Apple Cider Muffins
Adapted from the basic muffin recipe in Joy of Cooking, 1997 Edition, Irma S. Rombauer, Marion Rombauer Becker, and Ethan Becker
Yield: 12 muffins
Preparation time: about 15 minutes to assemble, 20-25 minutes to bake.
2 cups/16 ounces/464 grams all-purpose flour
1 tablespoon baking powder
1/2 teaspoon baking soda
1/2 teaspoon salt
2 large eggs
1/2-1 cup/4 ounces-8 ounces/114 g-227g white or brown sugar, or a mixture; see notes
1 teaspoon vanilla extract
1 cup/8 ounces/227g of dairy: can be milk, cream, half-and-half, yogurt, or sour cream.
1 stick/8 tablespoons/114g sweet butter, melted
1 cup unfiltered apple cider (see notes)
optional additions: (some or all)
1/2-1 teaspoon ground cinnamon
1/8 teaspoon each:
ground ginger
ground cloves
ground nutmeg
ground allspice
To coat the baked muffins: (optional)
1 stick/8 tablespoons/114 grams sweet butter, melted
1/2 cup/4 tablespoons white sugar
2 generous tablespoons brown sugar
Preheat your oven to 400F/200C.
Lavishly butter a twelve-hole muffin tin. You could spray it with nonstick spray, but I feel it lends the muffins a chemical taste. Muffin paper liners are another choice.
You will need two large bowls. In the first, mix the flour, baking powder, baking soda, salt, and optional spices, if using them.
In the second large bowl, mix the eggs, vanilla, sugar, and whatever dairy you’ve chosen.
Melt your butter, and add that, a bit at a time, stirring.You don’t want to scramble the eggs.
Once the butter is added, pour in the apple cider and stir to blend. It may appear curdled.
Tip the flour into the bowl of wet ingredients and stir to just blend. Batter will appear alarmingly wet and lumpy, like sloppy pancake batter. That’s okay. You’ll be tempted to overmix. Don’t.
Spoon the batter into each muffin well; they will be filled to the very top.
Bake until a tester comes out clean, 20-25 minutes. Place on cooling rack and prepare the sugar coating, if using.
Melt another stick of butter in a small dish. Mix the sugars in a second small dish.
I find placing a cooling rack over a sheet of parchment makes for less mess when coating the muffins.
Once the muffins have cooled enough to handle, tip out of pan, or pry out using heatproof spatula. Dip each muffin into butter, then sugar.

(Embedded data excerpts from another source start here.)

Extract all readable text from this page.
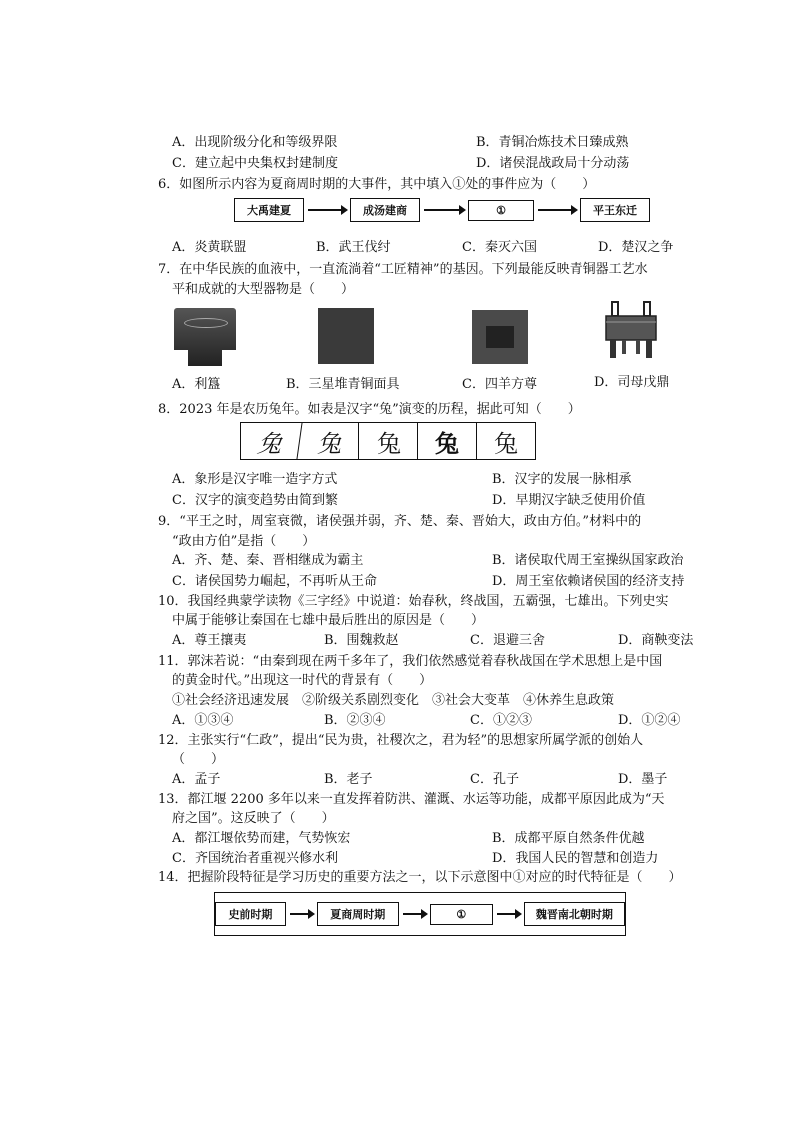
A．出现阶级分化和等级界限	B．青铜冶炼技术日臻成熟
C．建立起中央集权封建制度	D．诸侯混战政局十分动荡
6．如图所示内容为夏商周时期的大事件，其中填入①处的事件应为（　　）
大禹建夏	成汤建商	①	平王东迁
A．炎黄联盟	B．武王伐纣	C．秦灭六国	D．楚汉之争
7．在中华民族的血液中，一直流淌着“工匠精神”的基因。下列最能反映青铜器工艺水
平和成就的大型器物是（　　）
A．利簋	B．三星堆青铜面具	C．四羊方尊	D．司母戊鼎
8．2023 年是农历兔年。如表是汉字“兔”演变的历程，据此可知（　　）
兔	兔	兔	兔	兔
A．象形是汉字唯一造字方式	B．汉字的发展一脉相承
C．汉字的演变趋势由简到繁	D．早期汉字缺乏使用价值
9．“平王之时，周室衰微，诸侯强并弱，齐、楚、秦、晋始大，政由方伯。”材料中的
“政由方伯”是指（　　）
A．齐、楚、秦、晋相继成为霸主	B．诸侯取代周王室操纵国家政治
C．诸侯国势力崛起，不再听从王命	D．周王室依赖诸侯国的经济支持
10．我国经典蒙学读物《三字经》中说道：始春秋，终战国，五霸强，七雄出。下列史实
中属于能够让秦国在七雄中最后胜出的原因是（　　）
A．尊王攘夷	B．围魏救赵	C．退避三舍	D．商鞅变法
11．郭沫若说：“由秦到现在两千多年了，我们依然感觉着春秋战国在学术思想上是中国
的黄金时代。”出现这一时代的背景有（　　）
①社会经济迅速发展　②阶级关系剧烈变化　③社会大变革　④休养生息政策
A．①③④	B．②③④	C．①②③	D．①②④
12．主张实行“仁政”，提出“民为贵，社稷次之，君为轻”的思想家所属学派的创始人
（　　）
A．孟子	B．老子	C．孔子	D．墨子
13．都江堰 2200 多年以来一直发挥着防洪、灌溉、水运等功能，成都平原因此成为“天
府之国”。这反映了（　　）
A．都江堰依势而建，气势恢宏	B．成都平原自然条件优越
C．齐国统治者重视兴修水利	D．我国人民的智慧和创造力
14．把握阶段特征是学习历史的重要方法之一，以下示意图中①对应的时代特征是（　　）
史前时期	夏商周时期	①	魏晋南北朝时期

Place on cooling rack over parchment. Allow to set for at least an hour.
Apple Cider Muffins will hold, in a ziploc or airtight container, for two days. Freeze up to two months.
Notes:
If you don’t have apple cider, you can use apple juice; taste for sugar, and adjust accordingly.
I used a scant half cup of sugar (114 grams), using 2 ounces (56g) each of white and brown sugars. You can use just white sugar, just brown, or mix them, and use as little as a half cup (114g) or up to a whole cup (227g). Don’t go below a half-cup or the muffins won’t bake properly.
Variations:
The final roll in cinnamon sugar may be skipped if you wish.
Add nuts like walnuts or pecans; sliver some apples and stir them into the batter. Raisins or sultanas would also work here.
Instead of rolling the muffins in cinnamon sugar, dust the tops only, or fill the muffin wells halfway with batter, add a teaspoon of cinnamon sugar, top off with more batter, and be done with it.
Mini-muffins are possible with the right pan; decrease baking time.